Y sí, finalmente estaban muertos, como había deslizado Richard Alpert en “Ab Aeterno”. Pero lo estaban sólo en ese preludio al ¿Paraíso?, primereado como “realidad alternativa” (por el recurso denominado flashesideway). Ni consecuencia del accidente inicial ni del estallido de la bomba de hidrógeno en “The incident”, donde sólo muere Juliet. Los decesos de los demás “losties” no están necesariamente vinculados con sus destinos en la isla: de entre los “candidatos”, Hurley ocupa el lugar de Jacob, que fue de Jack por menos de un día; Claire, Miles, Kate, Lapidus, Sawyer y Alpert escapan en el avión de Ajira Airways; y váyase a saber lo que le ocurre a Desmond, responsable de vulnerizar a Flocke, volverlo mortal y evitar así la transformación de éste en el temido Humo Negro.
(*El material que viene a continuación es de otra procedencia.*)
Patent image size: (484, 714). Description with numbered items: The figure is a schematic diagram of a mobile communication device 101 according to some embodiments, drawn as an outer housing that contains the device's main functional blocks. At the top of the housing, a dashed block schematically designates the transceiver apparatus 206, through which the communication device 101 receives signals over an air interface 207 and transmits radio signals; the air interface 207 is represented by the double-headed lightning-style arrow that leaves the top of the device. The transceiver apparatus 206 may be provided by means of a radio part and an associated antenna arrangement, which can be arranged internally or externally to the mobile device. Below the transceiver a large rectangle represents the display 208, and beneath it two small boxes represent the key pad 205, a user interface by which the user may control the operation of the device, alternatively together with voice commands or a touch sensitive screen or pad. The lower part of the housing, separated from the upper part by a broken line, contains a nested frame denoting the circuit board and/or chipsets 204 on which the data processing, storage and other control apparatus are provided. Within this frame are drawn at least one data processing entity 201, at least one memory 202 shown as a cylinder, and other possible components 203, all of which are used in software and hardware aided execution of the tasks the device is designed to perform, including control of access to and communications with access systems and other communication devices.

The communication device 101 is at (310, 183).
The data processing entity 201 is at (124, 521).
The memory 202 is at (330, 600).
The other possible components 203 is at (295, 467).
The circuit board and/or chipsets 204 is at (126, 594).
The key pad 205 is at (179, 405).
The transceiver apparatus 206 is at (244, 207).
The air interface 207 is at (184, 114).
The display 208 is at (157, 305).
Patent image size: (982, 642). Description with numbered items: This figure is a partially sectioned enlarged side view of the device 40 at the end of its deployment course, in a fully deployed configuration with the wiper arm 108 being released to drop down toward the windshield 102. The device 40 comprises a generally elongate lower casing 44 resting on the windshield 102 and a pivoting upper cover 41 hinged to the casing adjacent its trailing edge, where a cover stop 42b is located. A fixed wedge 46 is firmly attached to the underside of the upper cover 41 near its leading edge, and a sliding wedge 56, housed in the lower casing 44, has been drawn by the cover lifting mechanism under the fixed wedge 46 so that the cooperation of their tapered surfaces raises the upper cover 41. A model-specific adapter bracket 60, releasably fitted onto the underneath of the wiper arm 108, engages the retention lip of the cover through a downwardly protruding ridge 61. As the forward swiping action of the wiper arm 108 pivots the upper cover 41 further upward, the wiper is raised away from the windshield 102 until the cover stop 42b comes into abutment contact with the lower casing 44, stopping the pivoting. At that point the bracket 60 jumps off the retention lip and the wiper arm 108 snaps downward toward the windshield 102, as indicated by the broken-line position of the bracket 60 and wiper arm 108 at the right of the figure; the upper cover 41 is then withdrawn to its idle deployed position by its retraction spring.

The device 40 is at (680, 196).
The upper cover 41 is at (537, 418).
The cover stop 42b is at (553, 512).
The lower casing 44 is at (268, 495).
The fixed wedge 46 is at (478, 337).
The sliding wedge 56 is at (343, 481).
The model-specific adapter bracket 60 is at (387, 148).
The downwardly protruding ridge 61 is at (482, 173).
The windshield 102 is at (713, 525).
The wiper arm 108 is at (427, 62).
Muchos enigmas quedan sin resolver, pues los productores y guionista Damon Lindelof y Carlton Cuse pusieron el eje en los personajes, en el camino de redención de los “losties”, antes que en resolver la incidencia del efecto Casimir y los conejos numerados, la estatua con cuatro dedos, los viajes en el tiempo o la secuencia numérica 4, 8, 15, 16, 23, 42 (que sin embargo fue explicada en “The Lost Experience” como una “fórmula matemática diseñada para predecir el fin de la humanidad”, según Lostpedia). “Hay algunas preguntas que son muy agradables e interesantes de hacer, y hay otras que no tenemos interés en responder. Lo llamamos el ‘debate midicloriano’, porque en cierto sentido, explicar algo místico lo desmitifica”, había alegado Lindelof. Y da en el clavo: en buena parte, el éxito del programa estuvo en su fuerza mítica, intra y extra diegética.
Lost se acabó. Y es inacabable e inabarcable. Porque además de una nueva forma de consumo y de marketing viral, una estructura narrativa envidiable, un puñado de personajes entrañables y 121 episodios coleccionables, la criatura de Abrams es una síntesis perfecta entre realidad y ficción. Con tanta historia, ley, profecía, lírica y sabiduría encima, ¿cómo no pasar cuadro a cuadro Cloverfield o esperar con ansias el estreno de Super 8, dirigida por Abrams y producida por Steven Spielberg, o ver con detenimiento los Misterios del Universo? ¿Cómo evitar creer en la existencia de un Jacob elector, mientras Fito Páez entonaba ese enorme Himno Nacional, entre los miles de asistentes a la 9 de Julio? ¿Cómo no revisar los números del boleto del colectivo o el código de barras de cada producto en casa? ¿Cómo no buscar conspiraciones y organizaciones secretas en las páginas de los diarios sensacionalistas en busca del logo de Dharma? ¿Cómo no pensar que en algún lugar del mundo está Desmond apretando, una y otra vez, un botón para salvar el mundo?
Ya el “pastor cristiano” abre las puertas de la iglesia y la luz entra y lo inunda todo. Ya el ojo derecho de Jack relampaguea y se cierra. Será cuestión de recordar. Y dejar ir.